The main purpose of machine learning is to produce a meaningful result and take action based on the incoming data.The more various the information we have, the easier it will be to achieve a successful result. Therefore, to be able to do machine learning, we will need 3 basic components:
Do you want to detect spam emails?
Then you will need spam message samples. Want to predict a stock?
You will need data with price histories.
Would you like to offer a best product based on the preferences of the users?
Then you will need to collect their activities and shares on social media. As you can see, we need a different data set for each problem, and with this variety of data, our result is more successful.
There are 2 ways to obtain this data; The first will be to collect data manually, that is, through the surveys or forms we make.

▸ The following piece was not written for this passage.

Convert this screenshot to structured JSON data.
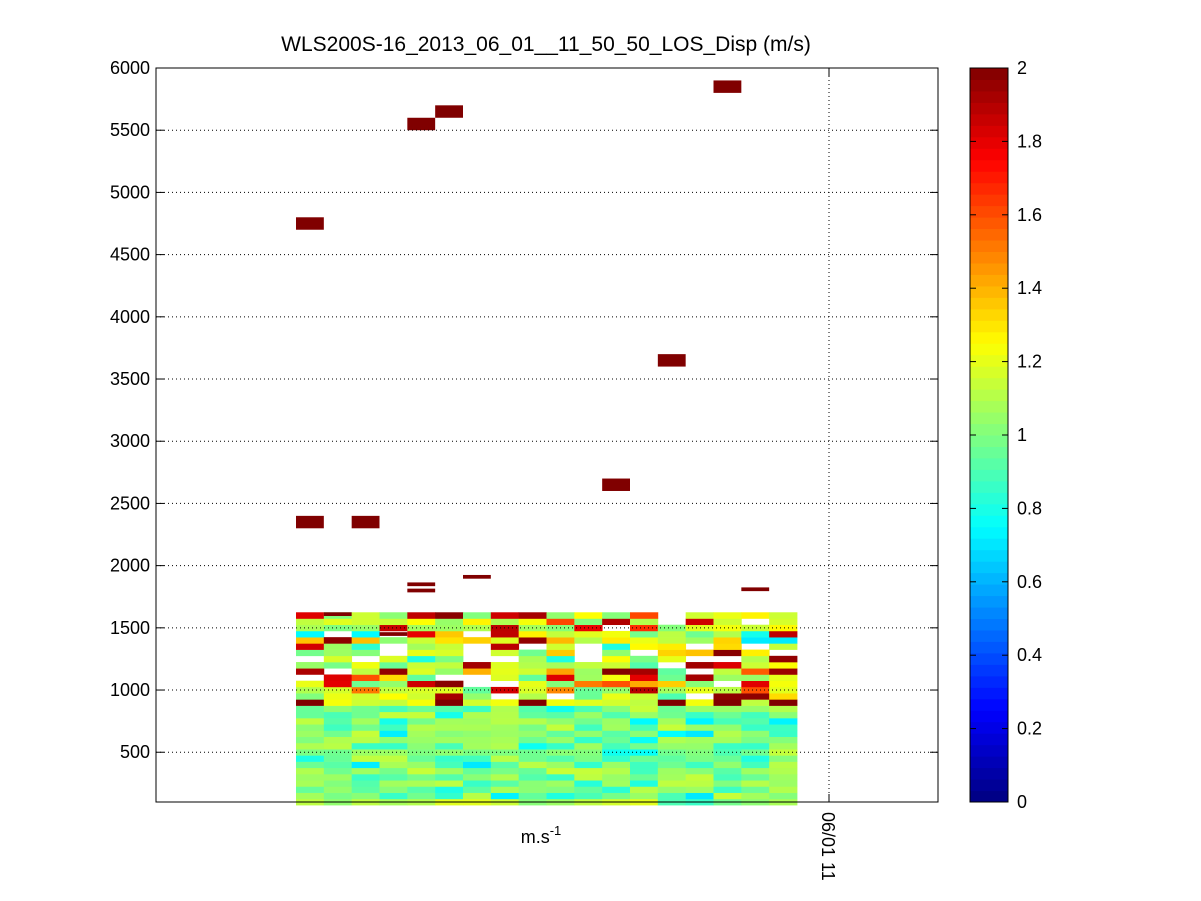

While this method allows us to collect a much cleaner, error-free data set, it is a rather lengthy and costly process. Secondly, there is an automatic data collection method. We can collect data from google, twitter or other social platforms this is a less costly and fairly easy way.

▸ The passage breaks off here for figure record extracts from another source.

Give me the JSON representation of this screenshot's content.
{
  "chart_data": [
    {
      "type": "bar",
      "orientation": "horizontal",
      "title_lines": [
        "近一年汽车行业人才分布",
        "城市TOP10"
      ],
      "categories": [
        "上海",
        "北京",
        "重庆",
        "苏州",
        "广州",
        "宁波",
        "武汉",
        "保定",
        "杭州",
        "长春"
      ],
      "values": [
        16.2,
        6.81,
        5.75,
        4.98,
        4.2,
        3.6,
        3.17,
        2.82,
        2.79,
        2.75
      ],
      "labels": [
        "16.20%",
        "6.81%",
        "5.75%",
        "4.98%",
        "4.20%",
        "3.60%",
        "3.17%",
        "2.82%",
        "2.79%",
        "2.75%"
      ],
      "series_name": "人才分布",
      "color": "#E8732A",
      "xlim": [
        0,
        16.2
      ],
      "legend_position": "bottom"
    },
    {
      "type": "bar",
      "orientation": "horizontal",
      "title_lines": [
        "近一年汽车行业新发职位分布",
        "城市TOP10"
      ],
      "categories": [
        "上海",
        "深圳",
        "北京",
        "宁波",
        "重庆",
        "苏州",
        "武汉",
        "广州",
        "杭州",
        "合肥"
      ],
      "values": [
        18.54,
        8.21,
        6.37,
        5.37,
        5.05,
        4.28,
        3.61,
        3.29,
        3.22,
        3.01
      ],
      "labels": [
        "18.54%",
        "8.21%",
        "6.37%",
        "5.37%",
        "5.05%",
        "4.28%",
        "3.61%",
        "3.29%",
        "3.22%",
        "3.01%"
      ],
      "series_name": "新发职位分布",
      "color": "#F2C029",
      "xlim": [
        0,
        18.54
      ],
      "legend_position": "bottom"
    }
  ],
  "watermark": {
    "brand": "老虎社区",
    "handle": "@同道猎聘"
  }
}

Data is very important within many companies so they can afford to share their algorithms, but never their data, data is very important to companies and there are quite a lot of privacy procedures in place to access any data even within themselves.
Features – Variables
They are referred to as parameters or variables. For example, when building a machine learning model, they are the variables that the model needs to look at and learn.

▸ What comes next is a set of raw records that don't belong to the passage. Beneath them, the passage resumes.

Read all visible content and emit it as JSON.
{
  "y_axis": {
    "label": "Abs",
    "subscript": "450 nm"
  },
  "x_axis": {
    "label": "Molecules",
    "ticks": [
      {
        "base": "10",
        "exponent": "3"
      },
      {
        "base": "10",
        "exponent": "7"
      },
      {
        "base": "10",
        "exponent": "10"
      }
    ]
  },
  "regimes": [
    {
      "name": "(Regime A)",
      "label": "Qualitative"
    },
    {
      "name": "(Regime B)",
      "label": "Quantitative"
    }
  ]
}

e.g; The customer’s age, gender, vehicle mileage, the price of the last vehicle purchased, the frequency of the word in a text, the price of a stock… Examples of variables in data sets can be given.
If our data is kept in tables in databases, our job is quite easy.
Column names consist of our variables. But if we have a data set consisting of 200 GB dog pictures with uncertain properties, it is very difficult to store and decide on them, we cannot consider every pixel as a feature, it is very difficult to decide on this and the machine learning method decides this,
In such cases, we humans’ emotions come to the fore, so algorithms are more successful in making decisions at this point.
There is a different machine learning algorithm approach for each problem. Therefore, different methods are used. The algorithm we choose affects the sensitivity, result, size and performance of the model. Another important point I would like to mention is that your data is correct. If you have useless dirty data, even if your algorithm is perfect, it will not work.
In this case, it can be an example of garbage in – garbage out. So don’t just pay attention to the accuracy of the model, make sure that the data is large and clean.